MONTPELIER -- In a sternly worded ruling, Vermont regulators tell the Vermont Yankee nuclear plant they will not overlook the fact that the plant is still operating and generating nuclear waste despite failing to fulfill promises to shut down if it didn't secure new state permits by last spring.
The Public Service Board, in a decision Thursday, essentially rejected a request from plant owner Entergy Corp. to be excused from promises it made to shut down by March 21 if it hadn't secured new permits from the state to operate and produce highly radioactive spent fuel. Entergy wanted the board to modify its orders from 2002 and 2006 that were based on the company promises.
The board warned Vermont Yankee that failure to fulfill the promises would be "relevant considerations" when the board makes a final decision on whether to permit the plant to operate to 2032.
The state has been trying to shut Vermont Yankee down, and is in a legal battle with Entergy that is pending before the 2nd U.S. Circuit court of Appeals in New York. Last year, Vermont Yankee got permission from the U.S. Nuclear Regulatory Commission to operate past its scheduled March 21 license expiration date, for 20 years.
Meanwhile, Entergy is trying to get the Public Service Board to grant Vermont Yankee a new state certificate of public good. The New Orleans-based corporation noted Friday that the board denied the company's request to amend its orders. "We had asked for amendments so that our operation would conform to these (state) orders," Entergy said in a statement.
Entergy essentially argued in pleadings to the board that it was Vermont's fault -- meddling by the Legislature and slow action by the board -- that prevented the company from having a new state certificate by March 21.

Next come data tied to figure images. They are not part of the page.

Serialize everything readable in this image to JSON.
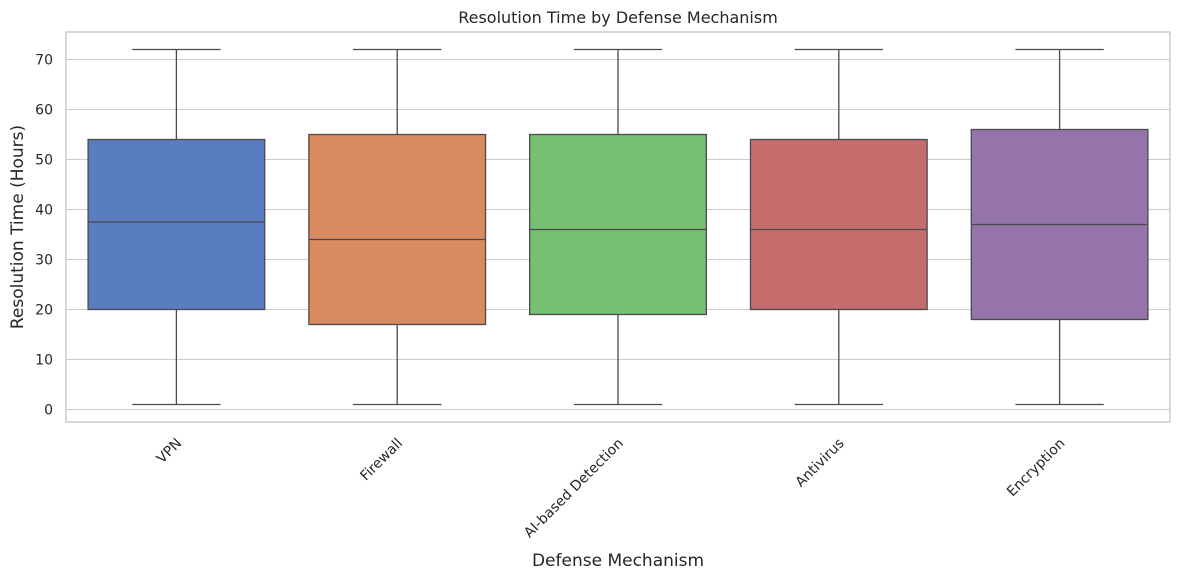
{
  "chart_data": {
    "type": "box",
    "title": "Resolution Time by Defense Mechanism",
    "xlabel": "Defense Mechanism",
    "ylabel": "Resolution Time (Hours)",
    "ylim": [
      -2.5,
      75.5
    ],
    "yticks": [
      0,
      10,
      20,
      30,
      40,
      50,
      60,
      70
    ],
    "grid": true,
    "categories": [
      "VPN",
      "Firewall",
      "AI-based Detection",
      "Antivirus",
      "Encryption"
    ],
    "boxes": [
      {
        "category": "VPN",
        "min": 1,
        "q1": 20,
        "median": 37.5,
        "q3": 54,
        "max": 72,
        "color": "#5a7dc1"
      },
      {
        "category": "Firewall",
        "min": 1,
        "q1": 17,
        "median": 34,
        "q3": 55,
        "max": 72,
        "color": "#d98a5f"
      },
      {
        "category": "AI-based Detection",
        "min": 1,
        "q1": 19,
        "median": 36,
        "q3": 55,
        "max": 72,
        "color": "#76c172"
      },
      {
        "category": "Antivirus",
        "min": 1,
        "q1": 20,
        "median": 36,
        "q3": 54,
        "max": 72,
        "color": "#c56c6c"
      },
      {
        "category": "Encryption",
        "min": 1,
        "q1": 18,
        "median": 37,
        "q3": 56,
        "max": 72,
        "color": "#9474ab"
      }
    ]
  }
}
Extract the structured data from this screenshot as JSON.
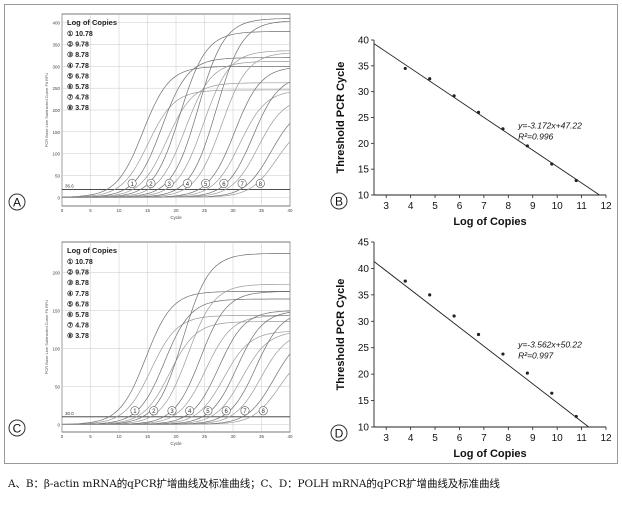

But the board said much of the delay in resolving Vermont Yankee's future was Entergy's fault. The board said Entergy waited five years before challenging state laws, now being tested in federal court. The company also slowed the process down by making misleading statements in 2009 that it didn't have certain kinds of underground piping at its Vernon reactor, the board said.
"Any hardship Entergy faces is a direct result of choices it made," the board said.
Sandra Levine, a lawyer with the Conservation Law Foundation, which has advocated closing the plant, said in an email: "Entergy's in a very tight box. It cannot prove to the Board that it is a trustworthy operator when it is operating in defiance of the same Board's orders."